El hecho, también, revela que Borges para la inmensa mayoría, era objeto de admiración nacionalista-ganar el Nobel como si fuera un mundial de fútbol- pero no era leído.
Borges, ya enfermo de cáncer, tomaba en Ginebra clases de árabe,supervisaba la edición francesa de sus obras por la editorial Gallimard,bosquejaba un guión sobre Venecia y se casaba con María Kodama: ¿hay en todo eso alguna remota señal de resignación?
(Perdón por no escribir en portugués!))
Gerana,não estou conseguindo encontrar o seu email para enviar a permissão de postagem do novo blog.
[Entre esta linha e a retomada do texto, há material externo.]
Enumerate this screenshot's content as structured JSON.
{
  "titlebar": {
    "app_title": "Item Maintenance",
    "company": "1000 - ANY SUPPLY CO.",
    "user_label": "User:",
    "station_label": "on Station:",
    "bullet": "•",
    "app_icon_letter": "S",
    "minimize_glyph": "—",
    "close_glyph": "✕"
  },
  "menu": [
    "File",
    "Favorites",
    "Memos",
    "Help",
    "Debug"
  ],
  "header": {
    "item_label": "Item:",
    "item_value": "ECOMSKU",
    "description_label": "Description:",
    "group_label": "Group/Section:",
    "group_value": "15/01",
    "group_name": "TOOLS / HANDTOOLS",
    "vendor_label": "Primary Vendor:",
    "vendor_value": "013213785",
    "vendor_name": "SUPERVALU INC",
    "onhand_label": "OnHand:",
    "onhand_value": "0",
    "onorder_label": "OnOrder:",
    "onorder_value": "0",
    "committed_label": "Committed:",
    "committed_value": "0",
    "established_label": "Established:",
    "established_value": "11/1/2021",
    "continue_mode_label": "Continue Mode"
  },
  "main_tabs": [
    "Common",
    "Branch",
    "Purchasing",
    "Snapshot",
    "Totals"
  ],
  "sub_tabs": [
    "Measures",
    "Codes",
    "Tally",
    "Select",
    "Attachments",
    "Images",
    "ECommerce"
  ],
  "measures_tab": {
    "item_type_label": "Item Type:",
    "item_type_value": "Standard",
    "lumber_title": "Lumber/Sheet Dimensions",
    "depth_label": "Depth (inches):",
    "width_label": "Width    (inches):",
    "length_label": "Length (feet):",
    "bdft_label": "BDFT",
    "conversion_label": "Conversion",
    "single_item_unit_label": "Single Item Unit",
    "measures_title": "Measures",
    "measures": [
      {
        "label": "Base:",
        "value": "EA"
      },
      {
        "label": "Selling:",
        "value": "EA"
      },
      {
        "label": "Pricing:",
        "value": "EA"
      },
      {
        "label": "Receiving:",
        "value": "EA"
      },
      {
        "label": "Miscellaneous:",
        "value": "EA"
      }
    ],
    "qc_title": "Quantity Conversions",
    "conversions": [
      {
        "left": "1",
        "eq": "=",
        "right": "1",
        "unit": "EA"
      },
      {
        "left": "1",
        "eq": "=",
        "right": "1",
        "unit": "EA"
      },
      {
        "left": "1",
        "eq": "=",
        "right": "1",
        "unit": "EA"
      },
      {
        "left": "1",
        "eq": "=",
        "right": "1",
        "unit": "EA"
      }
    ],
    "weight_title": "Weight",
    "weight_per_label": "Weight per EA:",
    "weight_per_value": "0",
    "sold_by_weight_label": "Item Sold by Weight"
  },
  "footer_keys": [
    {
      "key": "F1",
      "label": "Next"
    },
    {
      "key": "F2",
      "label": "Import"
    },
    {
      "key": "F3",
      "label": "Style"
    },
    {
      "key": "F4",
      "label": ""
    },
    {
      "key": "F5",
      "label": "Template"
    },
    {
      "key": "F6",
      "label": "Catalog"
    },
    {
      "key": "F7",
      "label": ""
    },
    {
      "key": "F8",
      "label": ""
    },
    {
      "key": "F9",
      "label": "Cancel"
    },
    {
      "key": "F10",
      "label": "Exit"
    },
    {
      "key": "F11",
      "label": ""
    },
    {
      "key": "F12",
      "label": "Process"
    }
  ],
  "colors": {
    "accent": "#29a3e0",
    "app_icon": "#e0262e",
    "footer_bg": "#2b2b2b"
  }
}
Escreve para bipedefalante@gmail.com
ou minimoajuste@gmail.com
Beijo
Bípede
Este mesmo, ou algo muito parecido já rolou na NET como se fôra de Gabriel Garcia Marquez.
Gerana, releo tu post y compruebo que leí con rapidez y prejuicio:en la revista Plural también cultivaron, por lo visto, la atribución errónea.
Obrigado por tus visitas em Lisarda!
Talvez seja o caso mais antigo conhecido de obra apócrifa, tão comum na internet hoje em dia.
Na verdade, não sei qual o motivo de tentarem fazer com que um determinado texto ou poema seja atribuído a um determinado autor, da mesma forma como não vejo graça em Hoax, SPAM e outros lixos contemporâneos.
Pelo menos o nome de Borges passa a ser conhecido por um público que não teria esta oportunidade, como bem destacou a Lisarda no comentário acima.
Instantes...
Maravilhoso, despertante e reflexivo! ;)
Sempre fui absolutamente fascinada pela história deste poema. Adorei você ter voltado a ela, Gerana. Creio que Lisarda, aí acima, disse muito, e bem.
GERANA:
Conheço gente que diz ser Borges
seu autor de cabeceira e dele co-
nhece apenas esse texto, e não o
autêntico "Instantes", que se en- contra no livro "O outro, o mesmo",
de 1964.
SIDNEY WANDERLEY
Já li em alguns lugares versões semelhantes a este poema, sempre apócrifos. Há alguns poemas com os quais acontece isso. Rodam por aí, com o mesmo sentido, mas com expressões diferentes. Será que é mesmo de Borges? Li certa vez uma entrevista de Veríssimo, o filho de Érico (esqueci nome)em que ele fala disso, o número de textos que lhe são atribuidos irresponsavelmente.
Meloso? Eu diria verdadeiro, prosa poética sem grandes refinamentos, mas sentida, uma manifestação da alma. Grande abraço.